Short-Term Planning for Recovery and Survival
(This post was authored by Walt Moeling and Dustin Hall. A version of this post originally appeared in the August 2009 issue of the ABA’s Community Banker magazine.)
The grim economic prognoses we continue to hear about have an immediate impact in the bank board room. Boards must think about short-term planning for recovery and survival because virtually no bank is wholly immune from the current recession. Although the problems may have started with residential real estate in the Sunbelt, they have gone much beyond that now, impacting banks throughout the country.
As a director you must plan for both long-term and short-term. Long-term planning is tremendously important, and we hope to make it to the “long-term,” but short-term planning is critical today.
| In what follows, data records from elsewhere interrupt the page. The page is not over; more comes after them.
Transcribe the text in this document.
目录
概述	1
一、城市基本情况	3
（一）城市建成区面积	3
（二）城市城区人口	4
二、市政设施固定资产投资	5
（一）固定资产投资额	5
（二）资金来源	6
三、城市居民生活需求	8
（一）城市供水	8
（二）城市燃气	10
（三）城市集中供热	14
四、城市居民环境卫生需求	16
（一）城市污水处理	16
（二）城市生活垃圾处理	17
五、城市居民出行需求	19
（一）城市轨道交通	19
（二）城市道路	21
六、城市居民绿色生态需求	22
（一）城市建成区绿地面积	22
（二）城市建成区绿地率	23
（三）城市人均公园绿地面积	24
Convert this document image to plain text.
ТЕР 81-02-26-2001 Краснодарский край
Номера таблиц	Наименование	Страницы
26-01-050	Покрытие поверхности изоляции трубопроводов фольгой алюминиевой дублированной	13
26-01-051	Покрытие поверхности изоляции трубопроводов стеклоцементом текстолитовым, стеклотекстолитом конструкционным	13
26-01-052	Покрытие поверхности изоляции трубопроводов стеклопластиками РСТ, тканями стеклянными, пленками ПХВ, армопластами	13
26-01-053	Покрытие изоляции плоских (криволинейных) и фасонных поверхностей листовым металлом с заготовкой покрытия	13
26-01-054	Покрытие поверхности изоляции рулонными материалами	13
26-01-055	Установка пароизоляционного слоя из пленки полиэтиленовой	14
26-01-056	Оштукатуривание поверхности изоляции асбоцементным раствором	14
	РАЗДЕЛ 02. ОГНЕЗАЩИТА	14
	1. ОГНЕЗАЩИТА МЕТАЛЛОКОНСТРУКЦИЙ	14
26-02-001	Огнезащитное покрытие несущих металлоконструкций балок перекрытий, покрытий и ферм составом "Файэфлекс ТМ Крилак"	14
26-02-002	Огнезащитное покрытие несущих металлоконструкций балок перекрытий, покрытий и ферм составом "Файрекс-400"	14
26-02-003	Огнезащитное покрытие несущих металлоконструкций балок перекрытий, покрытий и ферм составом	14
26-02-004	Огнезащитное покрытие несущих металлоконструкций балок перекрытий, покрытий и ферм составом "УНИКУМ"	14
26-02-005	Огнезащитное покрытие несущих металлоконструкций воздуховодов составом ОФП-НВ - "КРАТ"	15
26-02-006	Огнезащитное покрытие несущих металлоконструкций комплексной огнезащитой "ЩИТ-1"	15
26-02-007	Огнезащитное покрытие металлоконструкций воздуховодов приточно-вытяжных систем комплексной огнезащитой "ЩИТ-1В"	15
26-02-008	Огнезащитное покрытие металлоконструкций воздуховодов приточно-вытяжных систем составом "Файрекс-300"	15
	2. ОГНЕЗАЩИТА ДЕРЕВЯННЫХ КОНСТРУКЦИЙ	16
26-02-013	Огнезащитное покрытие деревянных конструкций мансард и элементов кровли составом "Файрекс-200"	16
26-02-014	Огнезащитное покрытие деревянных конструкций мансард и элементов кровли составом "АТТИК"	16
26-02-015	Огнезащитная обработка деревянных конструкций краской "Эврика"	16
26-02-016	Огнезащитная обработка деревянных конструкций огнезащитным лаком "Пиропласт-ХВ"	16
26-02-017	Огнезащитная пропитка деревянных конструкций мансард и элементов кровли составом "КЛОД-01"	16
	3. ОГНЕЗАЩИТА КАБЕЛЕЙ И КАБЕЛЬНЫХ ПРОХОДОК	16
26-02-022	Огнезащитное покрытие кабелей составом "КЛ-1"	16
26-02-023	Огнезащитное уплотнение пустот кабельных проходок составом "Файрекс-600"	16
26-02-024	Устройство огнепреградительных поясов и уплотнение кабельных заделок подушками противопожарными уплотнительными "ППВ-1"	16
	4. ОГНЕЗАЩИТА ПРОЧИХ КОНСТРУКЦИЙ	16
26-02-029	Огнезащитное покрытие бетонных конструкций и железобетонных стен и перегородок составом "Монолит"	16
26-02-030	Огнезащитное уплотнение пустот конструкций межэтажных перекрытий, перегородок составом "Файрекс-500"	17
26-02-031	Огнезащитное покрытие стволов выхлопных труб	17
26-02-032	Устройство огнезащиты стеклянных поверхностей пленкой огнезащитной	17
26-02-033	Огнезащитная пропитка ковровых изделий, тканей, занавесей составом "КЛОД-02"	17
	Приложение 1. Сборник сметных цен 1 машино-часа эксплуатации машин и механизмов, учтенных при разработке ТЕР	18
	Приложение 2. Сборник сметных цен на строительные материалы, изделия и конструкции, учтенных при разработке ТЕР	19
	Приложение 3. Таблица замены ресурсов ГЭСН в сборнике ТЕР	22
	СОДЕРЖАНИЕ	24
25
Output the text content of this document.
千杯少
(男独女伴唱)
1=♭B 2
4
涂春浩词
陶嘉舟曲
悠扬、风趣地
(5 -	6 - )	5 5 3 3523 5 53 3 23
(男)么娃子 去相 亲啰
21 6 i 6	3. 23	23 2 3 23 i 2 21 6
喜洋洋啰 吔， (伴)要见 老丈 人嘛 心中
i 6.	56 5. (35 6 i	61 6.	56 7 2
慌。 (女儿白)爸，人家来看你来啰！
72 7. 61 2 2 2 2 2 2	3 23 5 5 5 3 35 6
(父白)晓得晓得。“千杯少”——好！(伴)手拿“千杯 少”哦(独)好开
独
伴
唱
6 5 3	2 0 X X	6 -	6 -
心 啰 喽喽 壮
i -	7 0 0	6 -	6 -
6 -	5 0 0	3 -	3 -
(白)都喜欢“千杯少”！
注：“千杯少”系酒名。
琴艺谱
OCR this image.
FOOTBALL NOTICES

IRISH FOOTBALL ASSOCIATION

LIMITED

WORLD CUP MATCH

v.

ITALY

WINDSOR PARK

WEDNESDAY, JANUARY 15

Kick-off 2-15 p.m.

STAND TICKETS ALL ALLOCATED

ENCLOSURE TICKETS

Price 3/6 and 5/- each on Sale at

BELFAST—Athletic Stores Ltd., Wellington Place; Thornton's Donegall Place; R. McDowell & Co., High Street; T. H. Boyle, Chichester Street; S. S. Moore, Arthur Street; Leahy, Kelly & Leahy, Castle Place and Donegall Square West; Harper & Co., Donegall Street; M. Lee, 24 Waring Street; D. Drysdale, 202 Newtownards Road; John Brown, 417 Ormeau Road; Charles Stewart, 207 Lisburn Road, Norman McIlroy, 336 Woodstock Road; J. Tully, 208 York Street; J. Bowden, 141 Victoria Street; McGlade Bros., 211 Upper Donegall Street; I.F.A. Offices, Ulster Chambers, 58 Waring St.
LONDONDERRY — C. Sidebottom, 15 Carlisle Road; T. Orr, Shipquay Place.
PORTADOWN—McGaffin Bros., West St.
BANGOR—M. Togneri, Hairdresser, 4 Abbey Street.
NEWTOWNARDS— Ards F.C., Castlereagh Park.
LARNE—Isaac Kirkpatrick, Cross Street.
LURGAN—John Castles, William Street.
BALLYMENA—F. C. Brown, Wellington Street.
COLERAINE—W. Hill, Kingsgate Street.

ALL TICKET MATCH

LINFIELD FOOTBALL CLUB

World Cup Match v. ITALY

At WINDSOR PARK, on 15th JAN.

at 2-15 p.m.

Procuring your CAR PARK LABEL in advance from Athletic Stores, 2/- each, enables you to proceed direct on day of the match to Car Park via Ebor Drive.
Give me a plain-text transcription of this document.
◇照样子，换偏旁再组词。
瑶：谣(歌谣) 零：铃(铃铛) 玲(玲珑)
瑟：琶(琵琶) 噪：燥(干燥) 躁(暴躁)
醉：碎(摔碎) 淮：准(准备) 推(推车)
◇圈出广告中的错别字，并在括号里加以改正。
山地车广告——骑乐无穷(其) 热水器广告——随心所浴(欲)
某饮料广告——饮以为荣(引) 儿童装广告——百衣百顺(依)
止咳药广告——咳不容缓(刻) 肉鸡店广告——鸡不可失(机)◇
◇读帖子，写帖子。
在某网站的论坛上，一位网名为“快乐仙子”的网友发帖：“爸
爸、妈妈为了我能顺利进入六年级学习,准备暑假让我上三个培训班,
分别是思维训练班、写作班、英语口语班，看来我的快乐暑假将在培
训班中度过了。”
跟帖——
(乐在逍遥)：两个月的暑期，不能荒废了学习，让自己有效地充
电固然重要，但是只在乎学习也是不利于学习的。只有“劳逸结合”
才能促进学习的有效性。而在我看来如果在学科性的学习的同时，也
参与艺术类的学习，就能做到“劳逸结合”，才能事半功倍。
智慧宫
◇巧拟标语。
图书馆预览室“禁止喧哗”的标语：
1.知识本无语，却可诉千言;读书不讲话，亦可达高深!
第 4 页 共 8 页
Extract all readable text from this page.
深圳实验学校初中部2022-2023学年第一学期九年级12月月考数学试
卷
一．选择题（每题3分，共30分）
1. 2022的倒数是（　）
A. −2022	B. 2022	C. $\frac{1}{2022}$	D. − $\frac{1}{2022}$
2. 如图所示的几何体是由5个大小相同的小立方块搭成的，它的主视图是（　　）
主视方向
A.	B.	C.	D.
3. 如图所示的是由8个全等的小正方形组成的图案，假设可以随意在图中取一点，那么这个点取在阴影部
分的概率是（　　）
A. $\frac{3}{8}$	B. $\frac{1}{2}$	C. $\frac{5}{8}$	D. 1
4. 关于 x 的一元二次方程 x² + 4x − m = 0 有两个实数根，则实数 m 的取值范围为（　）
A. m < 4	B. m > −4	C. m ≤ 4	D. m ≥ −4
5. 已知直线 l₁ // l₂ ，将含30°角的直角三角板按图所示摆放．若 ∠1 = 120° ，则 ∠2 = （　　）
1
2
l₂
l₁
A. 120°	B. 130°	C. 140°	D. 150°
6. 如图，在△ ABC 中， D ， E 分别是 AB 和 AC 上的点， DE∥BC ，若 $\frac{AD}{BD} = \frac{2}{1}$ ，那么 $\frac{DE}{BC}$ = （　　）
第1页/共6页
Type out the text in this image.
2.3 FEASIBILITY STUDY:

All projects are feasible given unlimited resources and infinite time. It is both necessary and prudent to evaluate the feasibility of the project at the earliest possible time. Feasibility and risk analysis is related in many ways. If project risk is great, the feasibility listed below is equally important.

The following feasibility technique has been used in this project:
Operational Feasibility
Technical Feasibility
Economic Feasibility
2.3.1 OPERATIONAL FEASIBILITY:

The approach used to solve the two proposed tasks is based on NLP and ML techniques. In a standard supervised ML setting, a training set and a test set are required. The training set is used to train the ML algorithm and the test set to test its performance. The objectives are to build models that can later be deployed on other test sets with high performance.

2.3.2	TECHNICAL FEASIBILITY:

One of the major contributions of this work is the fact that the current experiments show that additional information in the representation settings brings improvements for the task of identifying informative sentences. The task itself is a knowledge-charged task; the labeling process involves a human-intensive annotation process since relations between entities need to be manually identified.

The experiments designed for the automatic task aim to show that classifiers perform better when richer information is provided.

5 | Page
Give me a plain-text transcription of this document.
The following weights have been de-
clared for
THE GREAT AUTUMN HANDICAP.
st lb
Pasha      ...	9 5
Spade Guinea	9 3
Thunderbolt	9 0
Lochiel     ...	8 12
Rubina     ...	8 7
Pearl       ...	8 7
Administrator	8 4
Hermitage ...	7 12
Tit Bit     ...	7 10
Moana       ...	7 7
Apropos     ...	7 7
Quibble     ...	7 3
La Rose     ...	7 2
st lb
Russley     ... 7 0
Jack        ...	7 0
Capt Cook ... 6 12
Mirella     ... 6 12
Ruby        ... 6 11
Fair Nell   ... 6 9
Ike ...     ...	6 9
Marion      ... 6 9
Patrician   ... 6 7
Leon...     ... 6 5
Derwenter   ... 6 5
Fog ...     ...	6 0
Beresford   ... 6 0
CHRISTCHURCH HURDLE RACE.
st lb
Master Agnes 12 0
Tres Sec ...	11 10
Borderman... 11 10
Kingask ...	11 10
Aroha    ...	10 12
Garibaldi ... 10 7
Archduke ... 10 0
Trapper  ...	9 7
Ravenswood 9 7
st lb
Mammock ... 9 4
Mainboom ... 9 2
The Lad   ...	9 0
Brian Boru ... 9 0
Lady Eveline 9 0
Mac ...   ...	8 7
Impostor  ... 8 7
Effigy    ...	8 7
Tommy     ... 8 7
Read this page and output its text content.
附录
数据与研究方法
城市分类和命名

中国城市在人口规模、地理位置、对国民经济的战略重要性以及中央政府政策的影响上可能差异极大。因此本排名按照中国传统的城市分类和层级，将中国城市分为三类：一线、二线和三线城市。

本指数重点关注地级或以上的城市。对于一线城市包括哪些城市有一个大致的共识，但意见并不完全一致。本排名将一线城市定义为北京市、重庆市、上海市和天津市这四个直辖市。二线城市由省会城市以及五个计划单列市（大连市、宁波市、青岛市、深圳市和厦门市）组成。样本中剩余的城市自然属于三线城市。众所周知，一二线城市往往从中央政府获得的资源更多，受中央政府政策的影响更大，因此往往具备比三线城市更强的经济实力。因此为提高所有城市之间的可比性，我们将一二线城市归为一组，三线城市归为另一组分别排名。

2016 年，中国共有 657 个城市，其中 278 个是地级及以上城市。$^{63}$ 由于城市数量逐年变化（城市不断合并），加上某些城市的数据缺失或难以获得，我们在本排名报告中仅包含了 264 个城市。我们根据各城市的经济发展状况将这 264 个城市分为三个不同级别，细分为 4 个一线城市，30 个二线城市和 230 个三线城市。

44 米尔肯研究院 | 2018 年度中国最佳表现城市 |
Short-term planning in this context deals with the reality of today’s marketplace. The focus is not on earnings or even stock value, two traditional focal points for planning. Instead, the focus is on capital management, liquidity, and asset quality.
Your short-term capital planning in the face of mounting losses cannot focus on today or yesterday; it must focus on tomorrow. You must ask: Where are we going? What will happen if housing prices drop for another two and a half years, as predicted by some? Can our borrowers sustain a more prolonged recession? If not, where will our capital be three, six, and nine months from now? In essence, you must stress test your bank to see how far it can go.
A real problem for directors is assuming that capital today is as readily available as it has been for the past 15 years, or that they can sell the bank if there is a real problem. Unfortunately, there is no public market, and virtually no private equity, for bank stock. Those sources are presently closed, shall we say, for repair. Instead, short-term capital is likely to be found only within the boardroom and from family and friends.